Wrote a quick Perl script here that might be a bit more flexible.
posted by Blazecock Pileon at 8:18 AM on September 26, 2011


Response by poster: Wow! Again super fast responses. The one liner by Rat Spatula worked great, will try others. Note: some will have spaces in their names.
posted by dukes909 at 8:24 AM on September 26, 2011


Response by poster: Ok, I'm missing it: what does this part of the script do?
-e ${fn//.pdf/_Aug11.pdf}
posted by dukes909 at 8:25 AM on September 26, 2011


For names with spaces, the variable expansions will need surrounding doublequotes in places where it's important:

for fn in *.pdf; do if [[ "$fn" != *_Aug11.pdf && ! -e "${fn//.pdf/_Aug11.pdf}" ]]; then echo $fn; fi; done


-e tests for a file's existence.

The // modifier replaces one chunk of a variable's expanded value with another.
posted by Rat Spatula at 8:35 AM on September 26, 2011


Response by poster: This brings up another question.
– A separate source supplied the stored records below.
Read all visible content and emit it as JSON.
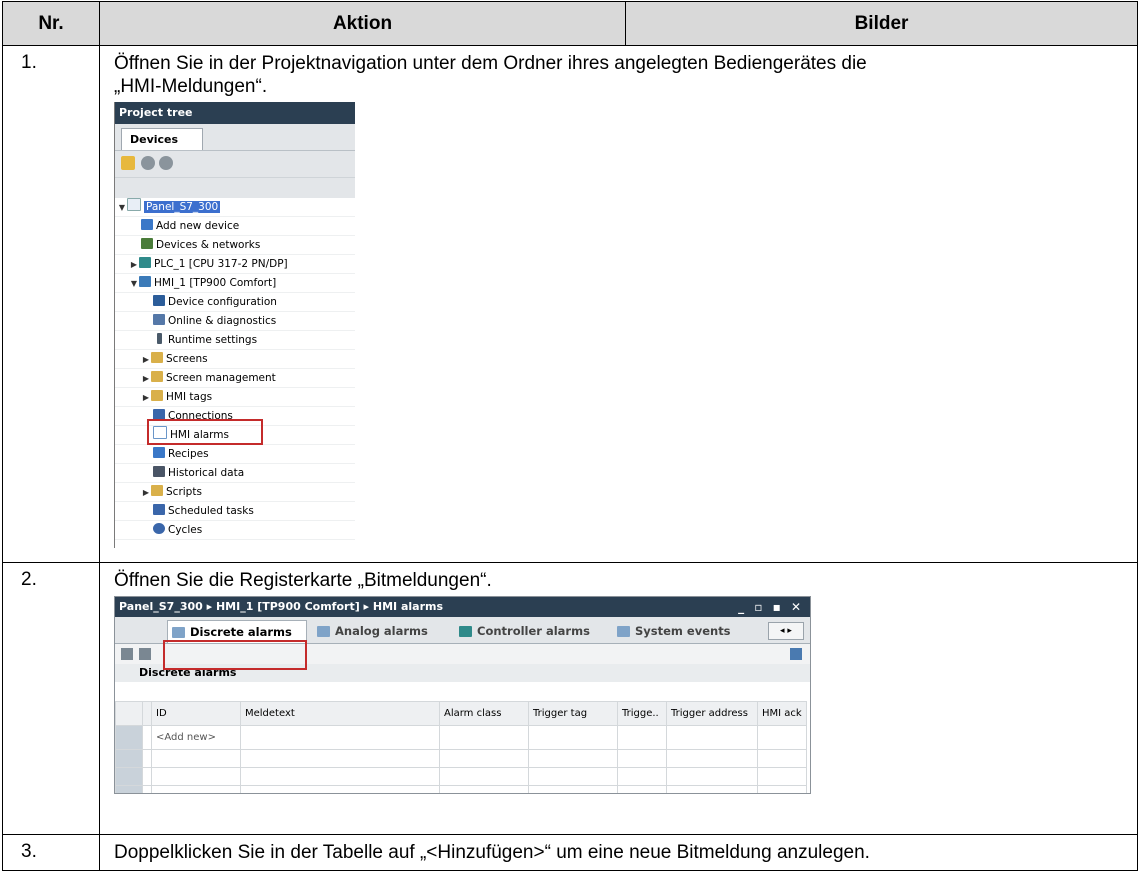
{
  "header": {
    "nr": "Nr.",
    "aktion": "Aktion",
    "bilder": "Bilder"
  },
  "steps": [
    {
      "nr": "1.",
      "text": "Öffnen Sie in der Projektnavigation unter dem Ordner ihres angelegten Bediengerätes die „HMI-Meldungen“."
    },
    {
      "nr": "2.",
      "text": "Öffnen Sie die Registerkarte „Bitmeldungen“."
    },
    {
      "nr": "3.",
      "text": "Doppelklicken Sie in der Tabelle auf „<Hinzufügen>“ um eine neue Bitmeldung anzulegen."
    }
  ],
  "project_tree": {
    "title": "Project tree",
    "tab": "Devices",
    "items": [
      {
        "label": "Panel_S7_300",
        "icon": "document-icon",
        "color": "#e8eef6"
      },
      {
        "label": "Add new device",
        "icon": "add-device-icon",
        "color": "#3a78c8"
      },
      {
        "label": "Devices & networks",
        "icon": "network-icon",
        "color": "#4a7c3a"
      },
      {
        "label": "PLC_1 [CPU 317-2 PN/DP]",
        "icon": "plc-icon",
        "color": "#2f8a8a"
      },
      {
        "label": "HMI_1 [TP900 Comfort]",
        "icon": "hmi-icon",
        "color": "#3b7ab8"
      },
      {
        "label": "Device configuration",
        "icon": "device-config-icon",
        "color": "#2c5d9a"
      },
      {
        "label": "Online & diagnostics",
        "icon": "diagnostics-icon",
        "color": "#5578a8"
      },
      {
        "label": "Runtime settings",
        "icon": "runtime-settings-icon",
        "color": "#4a5a6a"
      },
      {
        "label": "Screens",
        "icon": "folder-icon",
        "color": "#d9b04a"
      },
      {
        "label": "Screen management",
        "icon": "folder-icon",
        "color": "#d9b04a"
      },
      {
        "label": "HMI tags",
        "icon": "folder-icon",
        "color": "#d9b04a"
      },
      {
        "label": "Connections",
        "icon": "connections-icon",
        "color": "#3a66aa"
      },
      {
        "label": "HMI alarms",
        "icon": "envelope-icon",
        "color": "#6a96c8"
      },
      {
        "label": "Recipes",
        "icon": "recipes-icon",
        "color": "#3a78c8"
      },
      {
        "label": "Historical data",
        "icon": "historical-data-icon",
        "color": "#4a5566"
      },
      {
        "label": "Scripts",
        "icon": "folder-icon",
        "color": "#d9b04a"
      },
      {
        "label": "Scheduled tasks",
        "icon": "scheduled-tasks-icon",
        "color": "#3a66aa"
      },
      {
        "label": "Cycles",
        "icon": "cycles-icon",
        "color": "#3a66aa"
      }
    ]
  },
  "alarms_window": {
    "breadcrumb": "Panel_S7_300  ▸  HMI_1 [TP900 Comfort]  ▸  HMI alarms",
    "window_controls": "_ ▫ ▪ ✕",
    "tabs": [
      "Discrete alarms",
      "Analog alarms",
      "Controller alarms",
      "System events"
    ],
    "tab_nav": "◂ ▸",
    "section_title": "Discrete alarms",
    "columns": [
      "ID",
      "Meldetext",
      "Alarm class",
      "Trigger tag",
      "Trigge..",
      "Trigger address",
      "HMI ack"
    ],
    "add_new": "<Add new>"
  }
}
What if I wanted to assign each of the files (one.pdf and one_Aug11.pdf) a variable name? Is this possible with the // modifier?

Ultimately what I'm trying to do is if there is a one.pdf and an one_Aug11.pdf then I want to remove the one.pdf and rename the one_Aug11.pdf to just one.pdf (or just mv one_Aug11.pdf one.pdf ) ...
posted by dukes909 at 12:57 PM on September 26, 2011


Spend some time playing around with the various operators described at my "replaces" link above. This kind of string-chopping is fairly easy with BASH.